Marriage equality, or in other words same sex marriage, constitutes a complex household.
This isn't very good research - it's not even peer reviewed. The best scholars in family studies agree that family structure makes no difference for children's well being. Sure, it's well established that the married two-biological parent household is strongly correlated with economic advantages, family stability and educational achievement, but most of that correlation is due to selection effects. The people that are most likely to earn a high income are also the ones who are most likely to marry rather than cohabit, etc. Cohabitation and single parenthood are hugely disproportionate among low-education and low-SES groups, so it's really the lack of resources that affects children, not family structure per se. The families with fewest resources are more likely to experience instability in their families. Even relatively conservative scholars like Andrew Cherlin (favors marriage) don't say that family structure causes poorer outcomes for children. This research is completely bogus according to academic standards. If I was a reviewer at one of the top family journals, I'd reject this outright.

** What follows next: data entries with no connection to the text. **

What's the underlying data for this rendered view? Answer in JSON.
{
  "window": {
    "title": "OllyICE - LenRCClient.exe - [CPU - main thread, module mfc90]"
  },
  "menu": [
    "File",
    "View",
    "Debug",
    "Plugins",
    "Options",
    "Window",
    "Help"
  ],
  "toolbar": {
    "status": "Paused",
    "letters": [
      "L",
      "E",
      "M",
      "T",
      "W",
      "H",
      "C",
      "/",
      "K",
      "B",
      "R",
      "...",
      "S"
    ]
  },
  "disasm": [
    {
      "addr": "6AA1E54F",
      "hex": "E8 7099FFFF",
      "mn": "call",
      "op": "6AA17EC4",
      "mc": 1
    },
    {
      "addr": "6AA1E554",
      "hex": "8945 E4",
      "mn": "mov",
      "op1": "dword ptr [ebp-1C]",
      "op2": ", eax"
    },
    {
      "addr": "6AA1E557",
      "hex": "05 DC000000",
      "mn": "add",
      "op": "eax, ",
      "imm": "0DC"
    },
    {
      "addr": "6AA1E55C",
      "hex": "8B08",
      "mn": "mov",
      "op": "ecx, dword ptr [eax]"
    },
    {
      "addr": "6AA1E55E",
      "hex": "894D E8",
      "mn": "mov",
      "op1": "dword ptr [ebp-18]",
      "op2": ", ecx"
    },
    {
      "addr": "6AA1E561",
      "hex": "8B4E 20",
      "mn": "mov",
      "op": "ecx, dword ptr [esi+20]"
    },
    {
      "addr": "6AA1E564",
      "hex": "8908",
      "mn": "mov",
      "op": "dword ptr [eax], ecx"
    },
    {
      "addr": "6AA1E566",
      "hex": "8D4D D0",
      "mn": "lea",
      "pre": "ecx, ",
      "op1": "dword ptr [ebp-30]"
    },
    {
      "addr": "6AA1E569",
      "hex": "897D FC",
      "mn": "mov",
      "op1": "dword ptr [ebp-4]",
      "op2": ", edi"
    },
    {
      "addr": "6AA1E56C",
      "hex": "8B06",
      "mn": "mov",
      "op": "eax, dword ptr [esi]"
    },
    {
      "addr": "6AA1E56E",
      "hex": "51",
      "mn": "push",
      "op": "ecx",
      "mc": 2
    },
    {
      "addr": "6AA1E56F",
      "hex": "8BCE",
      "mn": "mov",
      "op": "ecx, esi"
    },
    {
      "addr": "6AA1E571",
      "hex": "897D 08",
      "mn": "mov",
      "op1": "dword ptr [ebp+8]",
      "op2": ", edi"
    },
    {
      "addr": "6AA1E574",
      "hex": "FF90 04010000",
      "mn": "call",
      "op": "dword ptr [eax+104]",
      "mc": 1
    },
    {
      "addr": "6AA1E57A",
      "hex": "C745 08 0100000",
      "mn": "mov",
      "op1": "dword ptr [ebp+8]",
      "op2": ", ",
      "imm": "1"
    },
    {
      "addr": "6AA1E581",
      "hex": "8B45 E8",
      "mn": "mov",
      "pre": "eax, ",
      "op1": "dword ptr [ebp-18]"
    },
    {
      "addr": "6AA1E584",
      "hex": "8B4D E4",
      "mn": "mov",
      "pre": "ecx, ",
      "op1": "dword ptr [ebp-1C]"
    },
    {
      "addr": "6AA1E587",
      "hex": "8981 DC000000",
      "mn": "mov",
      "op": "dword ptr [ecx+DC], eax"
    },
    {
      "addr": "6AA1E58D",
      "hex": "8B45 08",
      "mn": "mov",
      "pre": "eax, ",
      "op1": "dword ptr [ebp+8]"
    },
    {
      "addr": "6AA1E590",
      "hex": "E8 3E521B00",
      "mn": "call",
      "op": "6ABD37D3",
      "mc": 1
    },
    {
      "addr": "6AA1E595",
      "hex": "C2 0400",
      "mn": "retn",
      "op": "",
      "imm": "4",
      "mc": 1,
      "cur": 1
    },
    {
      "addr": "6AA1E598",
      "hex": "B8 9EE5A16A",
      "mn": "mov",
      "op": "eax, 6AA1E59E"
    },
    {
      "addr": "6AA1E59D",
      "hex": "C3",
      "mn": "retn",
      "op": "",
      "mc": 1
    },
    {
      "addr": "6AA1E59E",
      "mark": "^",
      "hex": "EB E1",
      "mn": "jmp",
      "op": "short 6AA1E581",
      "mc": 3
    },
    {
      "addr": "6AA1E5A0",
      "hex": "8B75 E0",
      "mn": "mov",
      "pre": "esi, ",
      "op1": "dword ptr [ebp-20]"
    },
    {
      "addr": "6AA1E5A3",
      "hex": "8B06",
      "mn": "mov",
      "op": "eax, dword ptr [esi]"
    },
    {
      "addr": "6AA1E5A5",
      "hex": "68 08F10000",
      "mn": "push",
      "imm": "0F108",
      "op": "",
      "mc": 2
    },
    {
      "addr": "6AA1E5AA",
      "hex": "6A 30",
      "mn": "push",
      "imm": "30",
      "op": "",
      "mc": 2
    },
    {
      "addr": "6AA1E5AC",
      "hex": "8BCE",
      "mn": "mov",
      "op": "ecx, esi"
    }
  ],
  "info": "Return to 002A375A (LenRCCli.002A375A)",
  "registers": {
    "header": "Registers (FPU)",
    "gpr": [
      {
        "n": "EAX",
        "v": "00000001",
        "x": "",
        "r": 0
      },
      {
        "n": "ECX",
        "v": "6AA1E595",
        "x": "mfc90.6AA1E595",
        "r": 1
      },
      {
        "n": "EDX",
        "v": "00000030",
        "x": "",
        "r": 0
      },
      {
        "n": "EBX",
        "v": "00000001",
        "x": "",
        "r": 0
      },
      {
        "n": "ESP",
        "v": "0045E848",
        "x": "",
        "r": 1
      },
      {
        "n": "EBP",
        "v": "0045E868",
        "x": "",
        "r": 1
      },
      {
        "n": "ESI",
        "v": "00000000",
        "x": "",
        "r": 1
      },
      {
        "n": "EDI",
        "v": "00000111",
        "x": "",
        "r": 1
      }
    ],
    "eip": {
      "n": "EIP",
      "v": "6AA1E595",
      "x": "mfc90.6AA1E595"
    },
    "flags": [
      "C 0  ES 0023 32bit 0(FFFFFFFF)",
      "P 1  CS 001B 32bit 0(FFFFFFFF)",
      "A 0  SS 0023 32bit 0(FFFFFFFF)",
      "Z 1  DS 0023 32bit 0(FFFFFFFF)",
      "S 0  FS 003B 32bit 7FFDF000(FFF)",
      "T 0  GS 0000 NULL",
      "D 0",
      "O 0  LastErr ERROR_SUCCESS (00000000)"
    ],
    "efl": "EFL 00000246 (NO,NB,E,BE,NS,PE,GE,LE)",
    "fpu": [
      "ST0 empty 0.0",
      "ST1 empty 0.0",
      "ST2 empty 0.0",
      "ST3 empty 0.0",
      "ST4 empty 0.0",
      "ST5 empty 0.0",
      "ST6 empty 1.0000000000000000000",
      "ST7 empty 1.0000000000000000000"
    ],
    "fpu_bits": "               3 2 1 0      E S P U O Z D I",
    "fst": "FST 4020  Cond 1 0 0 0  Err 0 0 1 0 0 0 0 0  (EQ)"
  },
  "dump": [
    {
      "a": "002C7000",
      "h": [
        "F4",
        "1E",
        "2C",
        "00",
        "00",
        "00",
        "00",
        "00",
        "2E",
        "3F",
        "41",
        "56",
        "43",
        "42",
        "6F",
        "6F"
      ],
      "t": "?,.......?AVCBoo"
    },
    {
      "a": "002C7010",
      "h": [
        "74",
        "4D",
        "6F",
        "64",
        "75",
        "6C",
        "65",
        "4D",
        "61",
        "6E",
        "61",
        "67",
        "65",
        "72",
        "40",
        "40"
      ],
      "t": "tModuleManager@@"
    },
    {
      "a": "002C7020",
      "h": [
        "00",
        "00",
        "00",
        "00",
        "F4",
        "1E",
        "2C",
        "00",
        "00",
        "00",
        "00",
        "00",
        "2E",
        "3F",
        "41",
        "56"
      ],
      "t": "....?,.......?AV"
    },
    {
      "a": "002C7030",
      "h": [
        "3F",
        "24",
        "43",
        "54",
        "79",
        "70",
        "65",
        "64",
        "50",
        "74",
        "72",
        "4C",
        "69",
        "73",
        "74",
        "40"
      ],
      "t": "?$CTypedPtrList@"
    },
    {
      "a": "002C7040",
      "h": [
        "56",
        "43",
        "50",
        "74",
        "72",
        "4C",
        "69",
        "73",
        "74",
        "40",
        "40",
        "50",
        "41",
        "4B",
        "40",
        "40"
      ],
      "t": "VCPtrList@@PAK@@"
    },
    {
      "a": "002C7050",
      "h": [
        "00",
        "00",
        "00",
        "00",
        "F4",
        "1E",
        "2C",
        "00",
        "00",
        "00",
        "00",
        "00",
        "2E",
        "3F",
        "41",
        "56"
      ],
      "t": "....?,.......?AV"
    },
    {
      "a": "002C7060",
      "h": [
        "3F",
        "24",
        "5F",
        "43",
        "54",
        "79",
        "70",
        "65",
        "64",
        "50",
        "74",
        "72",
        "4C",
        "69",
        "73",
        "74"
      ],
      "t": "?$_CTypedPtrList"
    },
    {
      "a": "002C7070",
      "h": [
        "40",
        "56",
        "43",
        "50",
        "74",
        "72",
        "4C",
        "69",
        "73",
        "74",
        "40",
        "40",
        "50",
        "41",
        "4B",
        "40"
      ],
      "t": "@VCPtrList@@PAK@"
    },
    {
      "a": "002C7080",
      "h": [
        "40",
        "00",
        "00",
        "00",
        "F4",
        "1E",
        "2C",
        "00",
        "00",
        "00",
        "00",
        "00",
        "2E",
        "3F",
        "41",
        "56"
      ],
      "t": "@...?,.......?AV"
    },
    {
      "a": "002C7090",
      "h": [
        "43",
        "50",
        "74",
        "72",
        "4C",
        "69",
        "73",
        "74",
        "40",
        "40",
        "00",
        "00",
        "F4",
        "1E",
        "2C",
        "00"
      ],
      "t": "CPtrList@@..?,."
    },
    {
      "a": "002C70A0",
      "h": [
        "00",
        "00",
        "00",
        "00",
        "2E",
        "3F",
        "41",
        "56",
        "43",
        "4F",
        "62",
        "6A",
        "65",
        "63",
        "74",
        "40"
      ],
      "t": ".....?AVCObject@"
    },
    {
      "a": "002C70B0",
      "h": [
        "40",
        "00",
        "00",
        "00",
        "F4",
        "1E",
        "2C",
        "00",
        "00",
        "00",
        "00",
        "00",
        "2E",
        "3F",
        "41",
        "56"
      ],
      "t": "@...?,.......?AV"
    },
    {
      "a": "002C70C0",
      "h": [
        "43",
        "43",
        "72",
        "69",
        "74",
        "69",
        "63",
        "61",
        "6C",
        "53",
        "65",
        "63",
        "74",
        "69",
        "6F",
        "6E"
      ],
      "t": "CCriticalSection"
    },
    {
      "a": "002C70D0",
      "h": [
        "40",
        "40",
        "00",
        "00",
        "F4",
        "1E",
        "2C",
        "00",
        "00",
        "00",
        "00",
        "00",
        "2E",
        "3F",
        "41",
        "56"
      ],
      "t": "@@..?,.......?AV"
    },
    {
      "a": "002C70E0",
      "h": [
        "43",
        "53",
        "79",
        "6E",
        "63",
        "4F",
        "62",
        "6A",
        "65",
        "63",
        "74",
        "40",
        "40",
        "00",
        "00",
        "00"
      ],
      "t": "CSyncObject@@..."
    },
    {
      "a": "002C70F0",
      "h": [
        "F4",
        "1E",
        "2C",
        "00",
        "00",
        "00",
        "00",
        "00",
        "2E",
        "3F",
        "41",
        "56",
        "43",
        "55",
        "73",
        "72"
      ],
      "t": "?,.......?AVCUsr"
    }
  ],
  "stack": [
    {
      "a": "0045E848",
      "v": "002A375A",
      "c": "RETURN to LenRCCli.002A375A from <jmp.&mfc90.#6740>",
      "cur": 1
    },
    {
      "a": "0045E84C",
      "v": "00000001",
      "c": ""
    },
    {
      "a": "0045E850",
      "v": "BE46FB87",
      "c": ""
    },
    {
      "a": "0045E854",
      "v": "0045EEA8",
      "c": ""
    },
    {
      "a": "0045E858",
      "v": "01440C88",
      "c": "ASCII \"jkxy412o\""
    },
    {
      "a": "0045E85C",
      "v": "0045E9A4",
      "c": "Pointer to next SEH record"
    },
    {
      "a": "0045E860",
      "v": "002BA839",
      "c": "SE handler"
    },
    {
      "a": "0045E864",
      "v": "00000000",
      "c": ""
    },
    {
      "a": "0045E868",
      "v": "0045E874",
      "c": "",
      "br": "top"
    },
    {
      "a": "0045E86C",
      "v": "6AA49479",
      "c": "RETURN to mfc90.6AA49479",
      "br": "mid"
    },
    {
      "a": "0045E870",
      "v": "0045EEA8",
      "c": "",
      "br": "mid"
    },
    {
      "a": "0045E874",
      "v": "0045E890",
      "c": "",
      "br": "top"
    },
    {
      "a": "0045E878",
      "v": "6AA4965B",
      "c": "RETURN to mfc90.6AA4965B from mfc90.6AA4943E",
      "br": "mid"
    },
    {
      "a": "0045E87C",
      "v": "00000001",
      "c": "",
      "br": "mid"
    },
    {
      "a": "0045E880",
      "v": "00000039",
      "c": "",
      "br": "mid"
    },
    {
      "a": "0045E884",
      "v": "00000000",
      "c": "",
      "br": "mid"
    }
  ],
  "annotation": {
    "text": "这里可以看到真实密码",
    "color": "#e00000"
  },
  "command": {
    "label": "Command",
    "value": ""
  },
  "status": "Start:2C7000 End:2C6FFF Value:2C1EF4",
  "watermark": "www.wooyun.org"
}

I agree that it it is weak on the surface, but then I went to the Institute for American Values website and saw the 20 pages of endnotes backing the group's findings. I was reading today in Family Routines and Rituals by Barbara Fiese. In the book she concludes that poverty has an undetermined effect on the salience of family rituals, (and therefore stability of a home.) Strong correlation was found for unity and symbols. What counts most in family is structure.
Strong negative correlations to salience were found in the loss that results from a change in household dynamics. Change can be a major disruption of family. Recognizing resources/educational attainment as important to family dynamics- ok. Basing an argument for family stability on resources/attainment alone? I don't think so.